There is good reason to believe that the properties of semiconducting metal oxide catalysts can be improved when designed according to the principles of microelectronic devices. Since metal oxide semiconductors support space charge, it is possible for surface electronic properties to couple to bulk electronic properties. As a consequence, catalyst surface reactivity can be modified via electronic “band engineering,” wherein the electronic properties of the underlying bulk alter the oxidation state of active sites at the free surface or modify the electric field in the space charge region adjacent to the surface. For example, hydroxyl group acidity on the TiO2 surface can be tuned via the electron richness of the semiconductor, which can be manipulated via controlled doping. Alternatively, the direction and magnitude of the near-surface electric field within the space charge region can be adjusted by bulk doping which, in turn, affects the flow of photogenerated charge carriers toward the surface in photocatalysis. Current metal oxide catalyst synthesis methods generally do not permit electrical doping with the requisite control for the band engineering approach, partly because of problems with measuring majority carrier type and concentration. Such determinations are difficult for metal oxides because the contacts employed for four-point-probe or Hall Effect measurements need to obey Ohm's Law but, in practice, behave as diodes.

The present work describes new methodology to solve this metrology problem, using TiO2 as an example metal oxide. The approach involves synthesis of a thin film of the semiconductor on an underlying silicon substrate by methods such as chemical vapor deposition or atomic layer deposition. A Schottky diode structure is then fabricated on the film to obtain the doping concentration from high frequency capacitance-voltage measurements. For TiO2, this approach has been implemented with aluminum contacts to the TiO2 and indium-gallium eutectic alloy contacts to the underlying silicon.
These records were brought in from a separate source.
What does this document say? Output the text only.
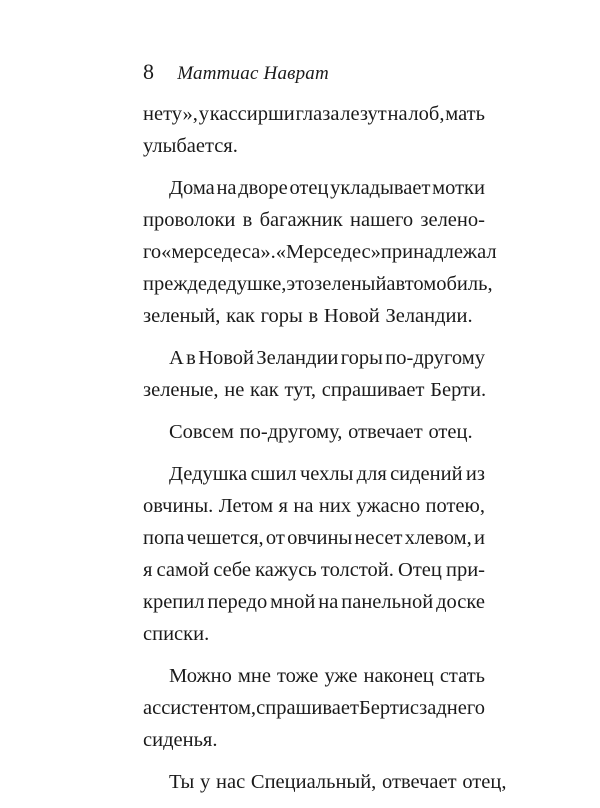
8 Маттиас Наврат
нету», у кассирши глаза лезут на лоб, мать
улыбается.
Дома на дворе отец укладывает мотки
проволоки в багажник нашего зелено-
го «мерседеса». «Мерседес» принадлежал
прежде дедушке, это зеленый автомобиль,
зеленый, как горы в Новой Зеландии.
А в Новой Зеландии горы по-другому
зеленые, не как тут, спрашивает Берти.
Совсем по-другому, отвечает отец.
Дедушка сшил чехлы для сидений из
овчины. Летом я на них ужасно потею,
попа чешется, от овчины несет хлевом, и
я самой себе кажусь толстой. Отец при-
крепил передо мной на панельной доске
списки.
Можно мне тоже уже наконец стать
ассистентом, спрашивает Берти с заднего
сиденья.
Ты у нас Специальный, отвечает отец,
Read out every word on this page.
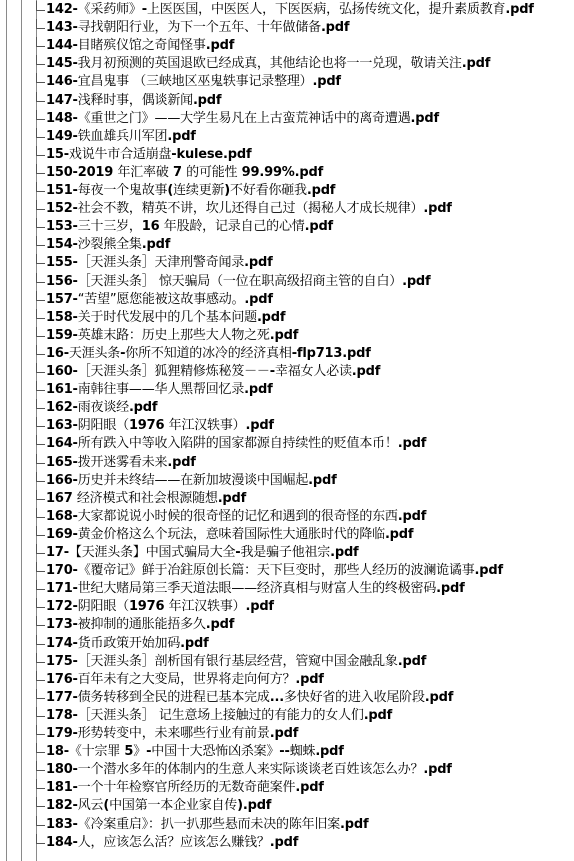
142-《采药师》-上医医国，中医医人，下医医病，弘扬传统文化，提升素质教育.pdf
143-寻找朝阳行业，为下一个五年、十年做储备.pdf
144-目睹殡仪馆之奇闻怪事.pdf
145-我月初预测的英国退欧已经成真，其他结论也将一一兑现，敬请关注.pdf
146-宜昌鬼事 （三峡地区巫鬼轶事记录整理）.pdf
147-浅释时事，偶谈新闻.pdf
148-《重世之门》——大学生易凡在上古蛮荒神话中的离奇遭遇.pdf
149-铁血雄兵川军团.pdf
15-戏说牛市合适崩盘-kulese.pdf
150-2019 年汇率破 7 的可能性 99.99%.pdf
151-每夜一个鬼故事(连续更新)不好看你砸我.pdf
152-社会不教，精英不讲，坎儿还得自己过（揭秘人才成长规律）.pdf
153-三十三岁，16 年股龄，记录自己的心情.pdf
154-沙裂熊全集.pdf
155-［天涯头条］天津刑警奇闻录.pdf
156-［天涯头条］ 惊天骗局（一位在职高级招商主管的自白）.pdf
157-“苦望”愿您能被这故事感动。.pdf
158-关于时代发展中的几个基本问题.pdf
159-英雄末路：历史上那些大人物之死.pdf
16-天涯头条-你所不知道的冰冷的经济真相-flp713.pdf
160-［天涯头条］狐狸精修炼秘笈－－-幸福女人必读.pdf
161-南韩往事——华人黑帮回忆录.pdf
162-雨夜谈经.pdf
163-阴阳眼（1976 年江汉轶事）.pdf
164-所有跌入中等收入陷阱的国家都源自持续性的贬值本币！.pdf
165-拨开迷雾看未来.pdf
166-历史并未终结——在新加坡漫谈中国崛起.pdf
167 经济模式和社会根源随想.pdf
168-大家都说说小时候的很奇怪的记忆和遇到的很奇怪的东西.pdf
169-黄金价格这么个玩法，意味着国际性大通胀时代的降临.pdf
17-【天涯头条】中国式骗局大全-我是骗子他祖宗.pdf
170-《覆帝记》鲜于冶鉒原创长篇：天下巨变时，那些人经历的波澜诡谲事.pdf
171-世纪大赌局第三季天道法眼——经济真相与财富人生的终极密码.pdf
172-阴阳眼（1976 年江汉轶事）.pdf
173-被抑制的通胀能捂多久.pdf
174-货币政策开始加码.pdf
175-［天涯头条］剖析国有银行基层经营，管窥中国金融乱象.pdf
176-百年未有之大变局，世界将走向何方？.pdf
177-债务转移到全民的进程已基本完成...多快好省的进入收尾阶段.pdf
178-［天涯头条］ 记生意场上接触过的有能力的女人们.pdf
179-形势转变中，未来哪些行业有前景.pdf
18-《十宗罪 5》-中国十大恐怖凶杀案》--蜘蛛.pdf
180-一个潜水多年的体制内的生意人来实际谈谈老百姓该怎么办？.pdf
181-一个十年检察官所经历的无数奇葩案件.pdf
182-风云(中国第一本企业家自传).pdf
183-《冷案重启》：扒一扒那些悬而未决的陈年旧案.pdf
184-人，应该怎么活？应该怎么赚钱？.pdf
The novelty of the structure lies in its compatibility with oxide semiconductors having widely varying doping levels, and the use of easily applied electrical contacts. Oxide thickness, uniformity, and crystal structure can be precisely tailored to suit the subsequent choice of reaction chemistry. A wide variety of fabrication issues have been characterized, including surface and interface preparation, contact metal type, and method of contact metal deposition. Detailed current-voltage measurements confirm diode-like behavior that is free from spurious artifacts and amenable to standard Mott-Schottky analysis. Values for the depletion width, barrier height, and series resistance are reported for the example case of TiO2 synthesized from titanium tetraisopropoxide (TTIP) and O2.